Home buyers ‘move faster in Scotland but slower in London’ – BBC News
In the news this week the BBC reports that Scotland has replaced London as the fastest place for a seller to find a buyer for their home, figures suggest.
In 2014, it took 36 days in London on average to secure a buyer, but this rose to 60 days by last year, according to property portal Rightmove.
In contrast, the average time to secure a buyer fell from 66 days to 41 days over the same period in Scotland.
The figures, compiled for the BBC, show that the market for flats has slowed amid debate over leasehold rules.
10 ways to cut inheritance tax – Saga
Latest figures in the news this week show that the relatives of 94% of people who die do not pay Inheritance Tax (IHT). Out of 591,000 deaths in 2018/19 just 22,000 estates paid it – that is just one in 26.

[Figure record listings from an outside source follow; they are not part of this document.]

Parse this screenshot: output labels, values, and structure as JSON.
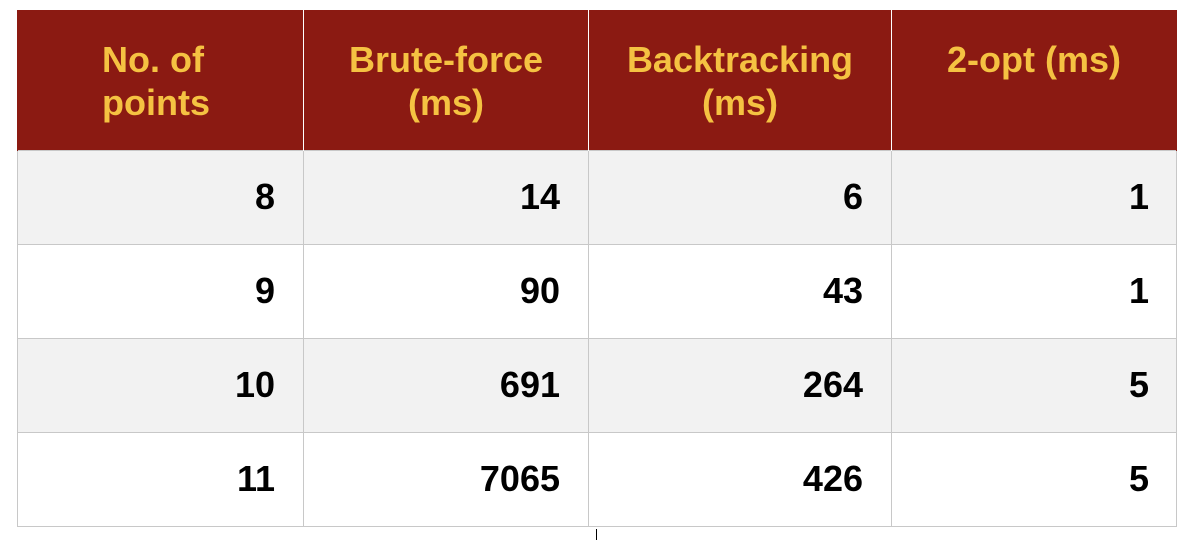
{
  "chart_data": {
    "type": "table",
    "columns": [
      "No. of points",
      "Brute-force (ms)",
      "Backtracking (ms)",
      "2-opt (ms)"
    ],
    "header_lines": [
      [
        "No. of",
        "points"
      ],
      [
        "Brute-force",
        "(ms)"
      ],
      [
        "Backtracking",
        "(ms)"
      ],
      [
        "2-opt (ms)"
      ]
    ],
    "rows": [
      [
        "8",
        "14",
        "6",
        "1"
      ],
      [
        "9",
        "90",
        "43",
        "1"
      ],
      [
        "10",
        "691",
        "264",
        "5"
      ],
      [
        "11",
        "7065",
        "426",
        "5"
      ]
    ]
  },
  "colors": {
    "header_bg": "#8b1a12",
    "header_text": "#f5c242",
    "row_alt_bg": "#f2f2f2",
    "row_bg": "#ffffff"
  }
}
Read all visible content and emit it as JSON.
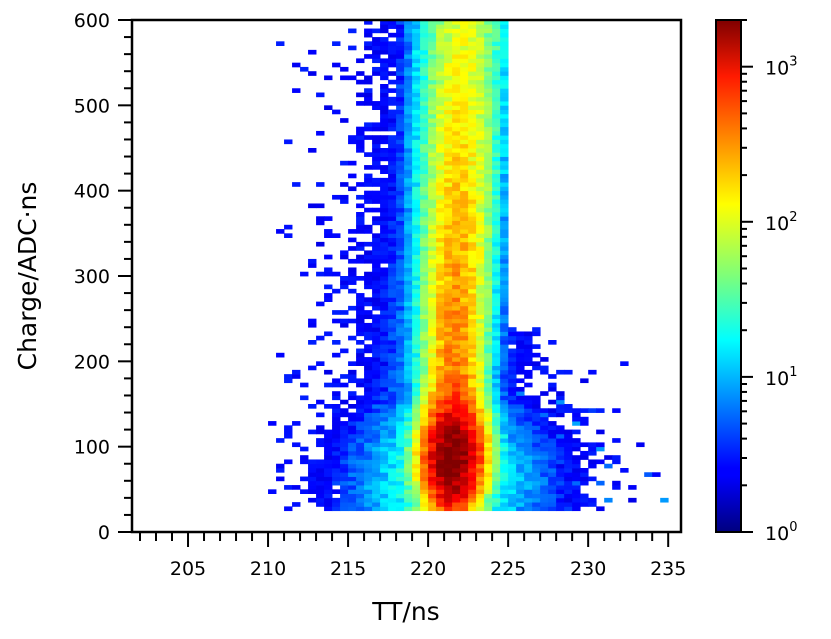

So it probably won’t happen to you.
According to Saga this week, you can leave £325,000 without any tax being due. If you own your home and leave it to a child or grandchild that amount is boosted by £150,000 this year and from April 2020 the two together will be £500,000.
People fear inheritance tax, but there is no need. Follow these ten tips from Saga to cut inheritance tax, and also find out what you shouldn’t do
Stamp duty news – uncertainty could bring market ‘to a grinding halt’ says online boss – Estate Agent Today
Speculation surrounding whether Boris Johnson will honour his pledge to reduce stamp duty risks bringing the housing market “to a grinding halt” warns the head of an online estate agency.

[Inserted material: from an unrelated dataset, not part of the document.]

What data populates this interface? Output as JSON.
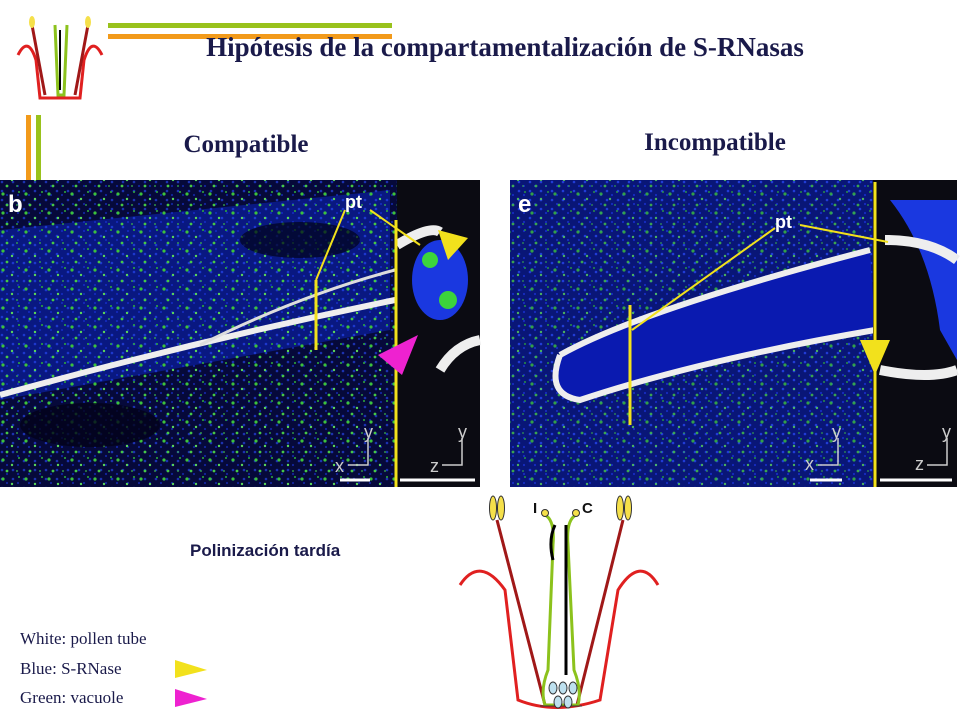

The chief executive of HouseSimple, Sam Mitchell, says of the rumour: “It might help first-time buyers or those moving up the chain but it runs the risk of bringing the property ladder to a grinding halt as those at the top end of the ladder will be deterred from ever downsizing to free up larger homes.”
Johnson made a number of broad pledges during his Conservative leadership campaign about the need to reform SDLT, but whilst he has made a number of spending and other commitments since taking office he has so far remained silent on stamp duty.
12 of the UK’s greenest regions revealed – House Beautiful
From low-emission buses to cycling, these are the places doing their part to help the planet.
Interested in finding out where the greenest spots are in the UK? A study conducted by Migrate has ranked the UK’s local authorities by their CO2 emissions per capita to uncover the nation’s greenest places. And it may surprise you…
London is the UK’s greenest region with the lowest per capita emissions. This is thanks to its ultra-low emission zones, low-emission buses and taxis, which have all helped to reduce carbon emissions and improve air quality in the city.
Also in the study, Hackney came in as the third greenest in the whole of the UK, because of its schemes that encourage walking, cycling and electric vehicles.